On vote et on plaisante. «Vinn asiz dans plas Chief Whip, pa twa ki pe gagn sa post la?» demande Adrien Duval à Ravi Rutnah. Celui-ci ne pipe mot. «Rutnah, to pou fer counting la?» suggère une autre voix des travées de l’opposition.

Les appariteurs passent récupérer le bulletin de chacun des députés. Tour à tour, ces derniers glissent leurs bulletins dans la petite urne transparente. Ivan Collendavelloo joue, lui, la prudence. Avant de glisser son bulletin, il le rouvre et vérifie soigneusement si sa croix est au bon endroit. Ce qui amuse les députés de l’opposition. Et le Premier ministre aussi. «Li pe cheke la!» rigole Pravind Jugnauth.

Quelques minutes plus tard, le dépouillement effectué, Hurreeram est élu avec 39 voix, contre 21 pour son adversaire. «San marday sa, in!», rigole le chef du MMM en commentant le score de l’opposition. La PNQ du jour peut débuter.

Si les échanges entre Xavier Duval et Pravind Jugnauth sont tendus, un commentaire du Premier ministre sur l’accident fatal de Thierry Henry met le feu aux poudres. Aurore Perraud réagit au quart de tour. «Li pa ti minis», lance-t-elle en continuant à interrompre le chef du gouvernement.

Thierry Henry veut aussi se mettre de la partie, mais le leader de l’opposition demande à ses troupes de se calmer. «Wait, I have the answer», assure-t-il. Jugnauth enfonce le clou, rappelant que Henry était resté en poste, en tant que Parliamentary Private Secretary, après l’accident. «Demann to papa ki Xavier ti propoze», proteste Perraud. Mais le Premier ministre ne cède pas. «Demann to papa», insiste Thierry Henry. «Anerood, to papa ti defann sa», accuse aussi Bérenger.

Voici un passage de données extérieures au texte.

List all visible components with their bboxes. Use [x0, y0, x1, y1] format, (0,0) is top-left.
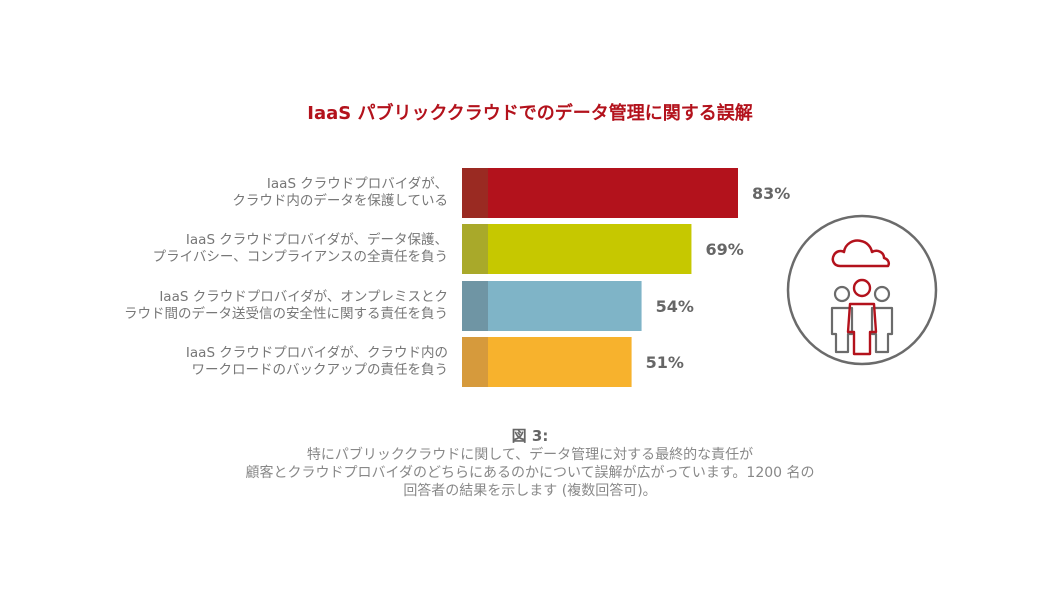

Le ministre mentor donne de la voix : «It’s a big lie», crie-t-il, avant de traiter Xavier Duval de «liar». Le commentaire fait bondir de colère le leader de l’opposition. Amenant la Speaker à demander à SAJ de retirer son propos. Celui-ci n’obtempère qu’à moitié, ce qui agace à nouveau Duval.

Voyant la situation s’envenimer, c’est vers Ravi Rutnah que Paul Bérenger se tourne. «Tintin, vini», nargue-t-il en suggérant au député d’aller prêter main forte à Maya Hanoomanjee. Dans la cohue, SAJ se lâche à nouveau. «I have already withdrawn, shut your bloody mouth», enrage-t-il.

Les choses se calment quelque peu. Amenant SAJ à retirer son propos de manière inconditionnelle, Duval en fait de même, car il a aussi, dans la mêlée, traité le ministre mentor de menteur. La situation amuse Bérenger mais pas Pravind Jugnauth. Qui regarde en direction du leader du MMM avec sévérité : «To riye kouma enn gopia!»

Shakeel Mohamed pose une question supplémentaire, s’étonnant du traitement différent en matière de démissions. Ils ont choisi de se retirer volontairement, dit Pravind Jugnauth. Le chef du gouvernement précise, dans la foulée, ne pas avoir peur d’une partielle. La fanfaronnade de Jugnauth est accueillie par les tap latab de ses troupes. Soodhun ne se joint pas aux réjouissances. Du coin de l’œil, il regarde son leader d’un air défait.

Le temps imparti à la PNQ se termine et Maya Hanoomanjee se retire. Car une des questions au Premier ministre concerne Landscope, que dirige une de ses filles. Pendant que la Speaker quitte le perchoir, Bobby Hurreeram va y prendre place pour la première fois. La solennité du moment est rompue par Rajesh Bhagwan. «Pa vinn order mwa out la, in» se moque-t-il. «No gestures please», renchérit son leader.

L’échange sur le traitement salarial de Naila Hanoomanjee se déroule dans le calme. Malgré un petit coup de chaud entre Bhagwan et Sinatambou. «To latet kouma dir biskwi Marie», se moque le député de Beau-Bassin/Petite-Rivière. La première partie des travaux parlementaires de ce 31 juillet se concluent dans une atmosphère bon enfant.